El destino del puñado de hombres que llegaban cada viernes por la tarde era la sala de conferencias del tercer piso. El decorado de la sala podría describirse de un modo apropiado como un espartano servicio civil británico: una larga mesa rectangular cubierta con paño verde y en la que el lugar de cada hombre aparecía señalado por un bloc de notas, lápiz y unas copas para beber. La única otra amenidad disponible era una taza de té aguado y dos biscuits servidos exactamente a las 4.30. Sin embargo, los hombres que se reunían tan fielmente en torno de aquella mesa de conferencias cada viernes por la tarde, representaban la crema de la guerra secreta. La suya era en realidad la mesa redonda de la clase dirigente de la Inteligencia británica durante la guerra. Cada organización secreta que funcionaba en Londres –MI5, MI6, la Sección de Control de Londres de Sir Henry Ridley, la Inteligencia de la Armada, el Ejército y la RAF, los descifradores de claves– estaba representada en aquella mesa con una excepción notable: el SOE. Los patronos de Catherine Pradier eran considerados demasiado inseguros para gozar del conocimiento de cualquiera de las estrategias secretas que se debatían en el 58 Saint James Street.
Llamado el Veinte Comité, por el número romano XX con el que se le designaba, el grupo había sido fundado originariamente por Winstón Churchill para vigilar la información que era suministrada de la Inteligencia alemana por la creciente colección de agentes dobles del MI5. En 1944, su preocupación principal había llegado a ser el coordinar e implantar las telas de araña de engaños que el LCS de Sir Henry Ridley forjaba para engrosar los esquemas engañosos de
Fortitude
. En 1943 se habían añadido al comité dos norteamericanos, uno representando el OSS de O'Donovan, y el otro al Departamento de Estado.

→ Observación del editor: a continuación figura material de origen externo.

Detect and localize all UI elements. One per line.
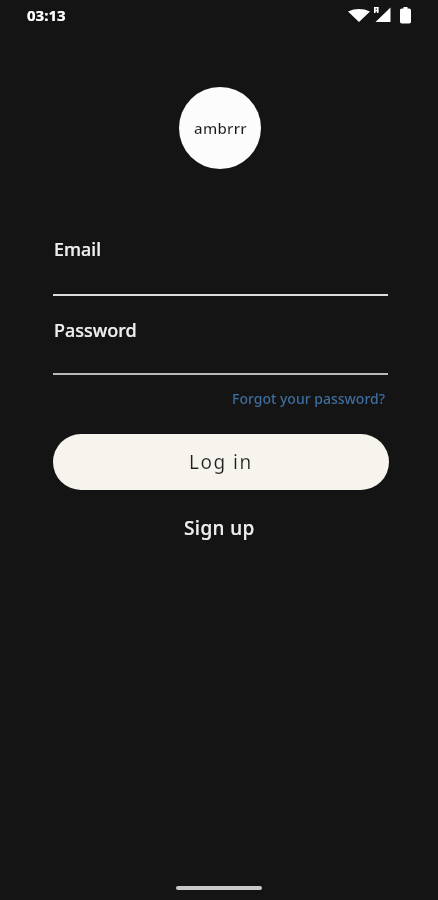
staticText: 03:13 — [27, 5, 66, 25]
button[interactable]: Sign up — [159, 508, 279, 548]
staticText: Sign up — [184, 515, 255, 541]
staticText: ambrrr — [194, 118, 247, 138]
staticText: Password — [54, 318, 137, 343]
staticText: Forgot your password? — [232, 389, 385, 408]
button[interactable]: Log in — [53, 434, 389, 490]
button[interactable]: Email — [53, 232, 388, 296]
staticText: Log in — [189, 449, 253, 475]
button[interactable]: Forgot your password? — [225, 386, 391, 410]
button[interactable]: Password — [53, 313, 388, 375]
staticText: Email — [54, 237, 102, 262]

T. F. O'Neill, como suplente americano de Ridley, y oficial de enlace, constituía la alternativa del representante del OSS. Fue en aquella condición como entró en la sala de conferencias por primera vez el miércoles 3 de mayo. Ridley le presentó a uno o dos de los hombres que ya se encontraban en la sala y le señaló un asiento al lado del suyo, en la parte central de la mesa. El joven comandante norteamericano quedó impresionado. La autoridad de los hombres reunidos en torno de él, dominaba sobre todo el Globo. Sólo Winston Churchill, el presidente Roosevelt o los Jefes Conjuntos americanos o el Estado Mayor General británico podían rechazar las decisiones tomadas en la mesa a la que ahora se encontraba sentado.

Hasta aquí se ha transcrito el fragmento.